Homage to Hopper

A change came through on Monday. In other places this was a cool change: blustery winds as the front moved in; a sharp, torrential downpour; steaming bitumen and pavements; a brief plunge in temperatures that caused those abed to pull up the cotton blankets that have lain rumpled and unused for most of the season.

In the Ridge we got the bluster, and little else other than a houseful of grit blown in from under the door or through the fine mesh of the fly screen.

I went out in it around 11 o’clock at night.

Trees arched and strained and Fantasia Street was blurred in a veil of dust that stung my eyes and pasted itself to the sheen of sweat on my face and neck. It was weirdly and unpleasantly exhilarating.

I was struck by the light. I’m a night walker, mostly. I do sometimes get up early to watch the pre-dawn behind the water towers.

But night is my preference. The light puts me in mind of those paintings of Fifties American diners by that man. Rothwell? Rockwell? Norman Rothwell? The beautiful old Miners Co-op Store (possibly the most gorgeous building in the Ridge) oozes nostalgia and a modest – almost timid – kind of melancholy at night. I want to hug it.

I can’t remember the man and so I find out the usual way. Turns out it’s Edward Hopper. (Not even close.) And the painting I have in mind is Nighthawks.

I’m told by the Big Wiki that “In keeping with the title of his painting, Hopper later said, Nighthawks has more to do with the possibility of predators in the night than with loneliness.” I don’t meet many nighthawks or predators during my walks in the Ridge. They’re probably there all right; they’re just good at avoiding me. So most of the time I wander street after street, my only company a foraging pig dog.

I take pictures as mnemonics to help me with my writing, but sometimes they come out telling a better story than I can. Phone booths, for example. How do they manage to exude so much pathos? Is it the subtle reminder of loved ones far away? Of missed calls and sliding doors that led to lives that could have been?

The post office is very Hopper, perhaps not visually but in the homespun coziness it exudes. The gift card sign. The public notices. The thermometer, with its protective guard.

These ATMs are more Blake’s Seven than Edward Hopper. They’re about as mod as you’re going to get on Morilla Street and yet to me they look like something a set designer from a low-budget BBC show in the Seventies might have come up with when their brief was to create “a futuristic money machine from the far distant future!” Woot woot.

The back of Khan’s brings me back to more familiar Hopper territory. Unlike Hopper’s paintings my photos are relentlessly unpeopled. They’re sparse and harsh. The temperature could be minus 10 rather than plus 30.
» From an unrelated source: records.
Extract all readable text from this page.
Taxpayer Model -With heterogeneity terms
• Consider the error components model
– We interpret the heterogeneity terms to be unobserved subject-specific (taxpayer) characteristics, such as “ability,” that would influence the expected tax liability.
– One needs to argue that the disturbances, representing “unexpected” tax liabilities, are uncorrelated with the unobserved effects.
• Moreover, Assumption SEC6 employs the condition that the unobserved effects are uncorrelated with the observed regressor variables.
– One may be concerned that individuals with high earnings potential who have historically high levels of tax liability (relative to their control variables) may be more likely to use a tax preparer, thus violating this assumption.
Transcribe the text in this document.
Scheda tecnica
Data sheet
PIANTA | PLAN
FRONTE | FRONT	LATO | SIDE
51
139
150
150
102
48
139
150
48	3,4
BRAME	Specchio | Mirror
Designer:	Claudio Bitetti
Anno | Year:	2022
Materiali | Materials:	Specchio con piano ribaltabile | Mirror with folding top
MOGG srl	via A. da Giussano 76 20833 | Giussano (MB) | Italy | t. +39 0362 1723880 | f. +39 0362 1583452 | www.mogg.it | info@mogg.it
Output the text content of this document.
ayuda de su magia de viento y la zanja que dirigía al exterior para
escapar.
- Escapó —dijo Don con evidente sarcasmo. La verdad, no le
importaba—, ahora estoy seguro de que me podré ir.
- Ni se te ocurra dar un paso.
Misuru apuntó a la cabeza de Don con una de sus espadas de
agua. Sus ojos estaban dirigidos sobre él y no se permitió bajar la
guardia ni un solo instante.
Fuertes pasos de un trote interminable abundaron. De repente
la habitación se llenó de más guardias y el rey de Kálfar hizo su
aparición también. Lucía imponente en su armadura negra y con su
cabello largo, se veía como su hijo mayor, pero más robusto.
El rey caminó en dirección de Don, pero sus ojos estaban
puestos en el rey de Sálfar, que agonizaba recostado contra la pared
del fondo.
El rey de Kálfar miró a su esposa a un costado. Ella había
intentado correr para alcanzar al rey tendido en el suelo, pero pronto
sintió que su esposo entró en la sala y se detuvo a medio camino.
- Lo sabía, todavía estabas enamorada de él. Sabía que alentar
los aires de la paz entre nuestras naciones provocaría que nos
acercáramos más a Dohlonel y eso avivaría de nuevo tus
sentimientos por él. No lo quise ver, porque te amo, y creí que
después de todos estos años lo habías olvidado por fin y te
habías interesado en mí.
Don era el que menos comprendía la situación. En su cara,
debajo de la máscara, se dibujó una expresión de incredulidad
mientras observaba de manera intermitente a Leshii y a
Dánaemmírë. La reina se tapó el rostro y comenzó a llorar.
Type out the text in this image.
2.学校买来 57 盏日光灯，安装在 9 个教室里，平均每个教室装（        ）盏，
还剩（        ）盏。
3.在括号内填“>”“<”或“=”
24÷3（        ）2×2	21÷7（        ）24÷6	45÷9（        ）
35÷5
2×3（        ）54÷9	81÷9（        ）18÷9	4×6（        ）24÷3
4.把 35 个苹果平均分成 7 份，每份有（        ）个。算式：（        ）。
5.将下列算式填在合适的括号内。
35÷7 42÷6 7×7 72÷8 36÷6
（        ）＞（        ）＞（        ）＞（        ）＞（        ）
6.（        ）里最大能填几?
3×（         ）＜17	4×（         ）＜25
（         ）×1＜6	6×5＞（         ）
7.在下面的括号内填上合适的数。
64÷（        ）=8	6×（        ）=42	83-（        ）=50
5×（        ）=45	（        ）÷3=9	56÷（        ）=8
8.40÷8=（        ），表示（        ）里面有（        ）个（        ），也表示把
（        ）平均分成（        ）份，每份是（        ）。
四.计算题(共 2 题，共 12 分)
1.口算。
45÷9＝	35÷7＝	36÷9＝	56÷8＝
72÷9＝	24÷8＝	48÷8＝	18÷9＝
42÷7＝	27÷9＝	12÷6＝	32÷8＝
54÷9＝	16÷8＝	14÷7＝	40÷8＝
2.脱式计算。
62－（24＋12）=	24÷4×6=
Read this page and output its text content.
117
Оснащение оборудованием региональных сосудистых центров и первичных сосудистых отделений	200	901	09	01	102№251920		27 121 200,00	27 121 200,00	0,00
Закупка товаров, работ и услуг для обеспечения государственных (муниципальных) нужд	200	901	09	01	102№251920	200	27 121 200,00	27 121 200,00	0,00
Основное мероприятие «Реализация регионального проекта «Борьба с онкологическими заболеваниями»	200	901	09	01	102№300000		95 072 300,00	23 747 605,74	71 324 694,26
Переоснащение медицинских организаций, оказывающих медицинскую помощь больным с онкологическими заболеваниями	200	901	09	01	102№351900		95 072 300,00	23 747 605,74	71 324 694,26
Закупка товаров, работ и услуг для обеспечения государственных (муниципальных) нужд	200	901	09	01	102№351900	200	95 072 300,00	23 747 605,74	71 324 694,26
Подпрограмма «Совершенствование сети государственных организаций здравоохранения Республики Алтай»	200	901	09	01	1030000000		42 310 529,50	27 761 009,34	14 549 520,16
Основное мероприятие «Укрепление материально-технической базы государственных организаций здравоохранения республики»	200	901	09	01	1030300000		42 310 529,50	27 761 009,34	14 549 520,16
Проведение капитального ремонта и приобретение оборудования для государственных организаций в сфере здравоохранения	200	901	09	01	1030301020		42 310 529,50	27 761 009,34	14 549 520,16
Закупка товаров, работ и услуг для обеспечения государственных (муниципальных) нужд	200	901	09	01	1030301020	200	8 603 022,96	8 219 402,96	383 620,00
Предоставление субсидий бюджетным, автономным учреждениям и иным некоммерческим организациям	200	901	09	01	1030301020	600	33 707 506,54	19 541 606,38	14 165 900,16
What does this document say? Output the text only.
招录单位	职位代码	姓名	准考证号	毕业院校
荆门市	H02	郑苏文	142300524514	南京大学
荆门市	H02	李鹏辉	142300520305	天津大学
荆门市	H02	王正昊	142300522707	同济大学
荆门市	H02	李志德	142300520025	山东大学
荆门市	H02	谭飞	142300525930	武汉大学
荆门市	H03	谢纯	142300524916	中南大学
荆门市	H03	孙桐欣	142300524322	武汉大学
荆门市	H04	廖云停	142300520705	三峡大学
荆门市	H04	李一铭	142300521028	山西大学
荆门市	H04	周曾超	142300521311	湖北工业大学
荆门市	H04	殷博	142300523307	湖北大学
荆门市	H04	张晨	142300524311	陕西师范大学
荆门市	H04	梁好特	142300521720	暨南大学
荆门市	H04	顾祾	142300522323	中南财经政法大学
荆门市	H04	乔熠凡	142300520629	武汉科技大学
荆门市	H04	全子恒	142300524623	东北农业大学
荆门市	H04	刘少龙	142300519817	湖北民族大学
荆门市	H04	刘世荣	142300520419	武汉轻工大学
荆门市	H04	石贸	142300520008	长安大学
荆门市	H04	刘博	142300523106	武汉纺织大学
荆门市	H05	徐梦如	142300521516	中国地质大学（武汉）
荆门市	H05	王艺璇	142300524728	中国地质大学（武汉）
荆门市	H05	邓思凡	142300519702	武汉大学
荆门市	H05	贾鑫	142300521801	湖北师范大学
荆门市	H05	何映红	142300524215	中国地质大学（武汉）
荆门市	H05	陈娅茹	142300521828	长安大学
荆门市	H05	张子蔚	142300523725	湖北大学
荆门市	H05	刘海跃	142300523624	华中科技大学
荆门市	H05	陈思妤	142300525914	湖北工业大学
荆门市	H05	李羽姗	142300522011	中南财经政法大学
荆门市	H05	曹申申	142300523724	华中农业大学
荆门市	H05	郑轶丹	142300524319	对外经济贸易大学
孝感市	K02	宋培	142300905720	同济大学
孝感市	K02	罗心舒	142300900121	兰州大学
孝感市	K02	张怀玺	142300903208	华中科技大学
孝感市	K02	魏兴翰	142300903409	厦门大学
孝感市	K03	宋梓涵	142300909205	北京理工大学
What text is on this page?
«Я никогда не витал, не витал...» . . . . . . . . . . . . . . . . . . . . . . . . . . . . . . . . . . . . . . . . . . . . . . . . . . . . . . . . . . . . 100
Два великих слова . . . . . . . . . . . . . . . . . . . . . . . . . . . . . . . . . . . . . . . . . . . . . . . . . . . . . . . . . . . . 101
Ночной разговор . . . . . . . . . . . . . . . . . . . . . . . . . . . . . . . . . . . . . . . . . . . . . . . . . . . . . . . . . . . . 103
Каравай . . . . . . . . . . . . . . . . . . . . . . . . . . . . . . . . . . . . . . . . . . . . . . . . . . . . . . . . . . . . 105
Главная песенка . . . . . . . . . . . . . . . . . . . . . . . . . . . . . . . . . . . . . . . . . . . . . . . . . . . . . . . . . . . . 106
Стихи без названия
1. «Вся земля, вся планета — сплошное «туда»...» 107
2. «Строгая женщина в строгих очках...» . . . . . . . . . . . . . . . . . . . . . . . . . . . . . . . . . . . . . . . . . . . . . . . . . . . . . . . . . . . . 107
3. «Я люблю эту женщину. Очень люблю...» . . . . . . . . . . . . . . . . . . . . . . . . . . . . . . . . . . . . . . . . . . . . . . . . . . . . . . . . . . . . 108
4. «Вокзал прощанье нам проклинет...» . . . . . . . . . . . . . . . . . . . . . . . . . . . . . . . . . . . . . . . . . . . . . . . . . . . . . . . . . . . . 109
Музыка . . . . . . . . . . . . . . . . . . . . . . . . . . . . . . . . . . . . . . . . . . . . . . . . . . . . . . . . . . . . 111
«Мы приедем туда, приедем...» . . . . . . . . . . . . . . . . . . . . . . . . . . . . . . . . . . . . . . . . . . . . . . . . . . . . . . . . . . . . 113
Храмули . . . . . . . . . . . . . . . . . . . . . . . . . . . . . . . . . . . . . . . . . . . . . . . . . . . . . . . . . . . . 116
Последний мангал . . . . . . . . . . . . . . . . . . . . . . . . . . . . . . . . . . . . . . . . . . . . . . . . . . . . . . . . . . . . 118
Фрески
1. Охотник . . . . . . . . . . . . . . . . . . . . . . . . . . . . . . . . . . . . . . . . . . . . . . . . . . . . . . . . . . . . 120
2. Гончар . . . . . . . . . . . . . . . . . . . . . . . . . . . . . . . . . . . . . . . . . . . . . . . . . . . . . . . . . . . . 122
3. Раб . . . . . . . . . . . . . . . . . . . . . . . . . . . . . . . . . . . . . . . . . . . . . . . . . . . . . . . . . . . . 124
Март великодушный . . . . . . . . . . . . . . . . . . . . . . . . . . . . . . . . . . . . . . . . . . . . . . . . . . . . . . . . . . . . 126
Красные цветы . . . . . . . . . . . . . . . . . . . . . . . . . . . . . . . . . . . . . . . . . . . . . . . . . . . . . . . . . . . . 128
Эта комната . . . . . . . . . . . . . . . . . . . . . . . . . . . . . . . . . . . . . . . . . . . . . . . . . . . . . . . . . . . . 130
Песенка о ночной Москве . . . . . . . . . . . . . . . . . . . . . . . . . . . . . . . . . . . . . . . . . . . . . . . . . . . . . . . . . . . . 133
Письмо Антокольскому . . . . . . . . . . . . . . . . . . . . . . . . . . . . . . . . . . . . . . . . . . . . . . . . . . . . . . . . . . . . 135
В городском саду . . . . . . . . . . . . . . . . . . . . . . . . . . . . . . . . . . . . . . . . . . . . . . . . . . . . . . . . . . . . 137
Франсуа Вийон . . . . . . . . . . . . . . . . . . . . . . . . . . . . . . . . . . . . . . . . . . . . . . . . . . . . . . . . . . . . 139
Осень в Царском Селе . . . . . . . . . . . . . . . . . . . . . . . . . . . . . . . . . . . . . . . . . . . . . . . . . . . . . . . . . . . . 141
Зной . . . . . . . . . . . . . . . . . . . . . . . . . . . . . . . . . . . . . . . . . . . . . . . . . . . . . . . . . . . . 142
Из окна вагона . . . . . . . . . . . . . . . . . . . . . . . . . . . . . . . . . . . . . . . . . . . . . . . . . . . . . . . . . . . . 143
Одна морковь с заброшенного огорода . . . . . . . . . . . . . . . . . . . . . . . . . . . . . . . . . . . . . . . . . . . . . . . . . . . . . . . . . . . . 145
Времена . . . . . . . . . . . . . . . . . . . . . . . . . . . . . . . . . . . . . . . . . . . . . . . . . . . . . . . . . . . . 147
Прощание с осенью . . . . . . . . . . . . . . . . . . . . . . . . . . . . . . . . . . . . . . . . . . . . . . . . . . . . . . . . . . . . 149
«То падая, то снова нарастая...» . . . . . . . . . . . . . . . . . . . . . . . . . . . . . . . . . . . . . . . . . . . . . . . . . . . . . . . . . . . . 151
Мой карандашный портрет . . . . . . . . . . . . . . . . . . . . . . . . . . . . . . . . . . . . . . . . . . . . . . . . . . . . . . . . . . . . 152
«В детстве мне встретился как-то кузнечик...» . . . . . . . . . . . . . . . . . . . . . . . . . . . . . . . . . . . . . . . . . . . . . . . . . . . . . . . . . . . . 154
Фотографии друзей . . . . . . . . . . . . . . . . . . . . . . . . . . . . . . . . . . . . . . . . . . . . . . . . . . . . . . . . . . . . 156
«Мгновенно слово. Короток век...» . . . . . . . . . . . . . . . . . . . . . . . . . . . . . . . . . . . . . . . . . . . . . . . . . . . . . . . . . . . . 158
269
Servos at night. Closed servos. I’m feeling glum just typing those words.

Thankfully the jolly “power straddle” of the street lights next to the water bowser cheered me up. How can you not feel happy looking at that?

The mood didn’t last, of course. It never does.

But if things were too much of a Hopperian dystopia, there’s always the bore baths to wash away those nighthawk blues.


It’s no Fifties diner but its sparsely cluttered geometry always fills me with an unidentifiable contentment. A couple of grey nomads from South Australia were my only company, she lapping the pool and squealing in pleasure and shouting “Come on in, honey! It’s goooorrrgeous!” and he muttering in knee-length shorts on the steps, refusing to go any further than ankle deep.

It was a scene that Cheever or Carver or Hemingway would whip into a short story in an instant. But there were no nighthawks or predators here. Just me, and those two, under the basking glow of the night lights.

7 thoughts on “Homage to Hopper

  1. Hi Mark. As you were narrating, I became one of the ‘nighthawks or predators’ watching you from the darkness beyond the road, hidden, watching the watcher, so even though the night shots are the subject, you invisible became front and centre, strolling along, photographing scenes, and radiating light and colour in the Ridge night-scape like the subjects in Hopper’s diner, sometimes bright and electric but pastel-like too, Peter Carey-ish, all revolving and flaring about you like a flock of fluttering parrots.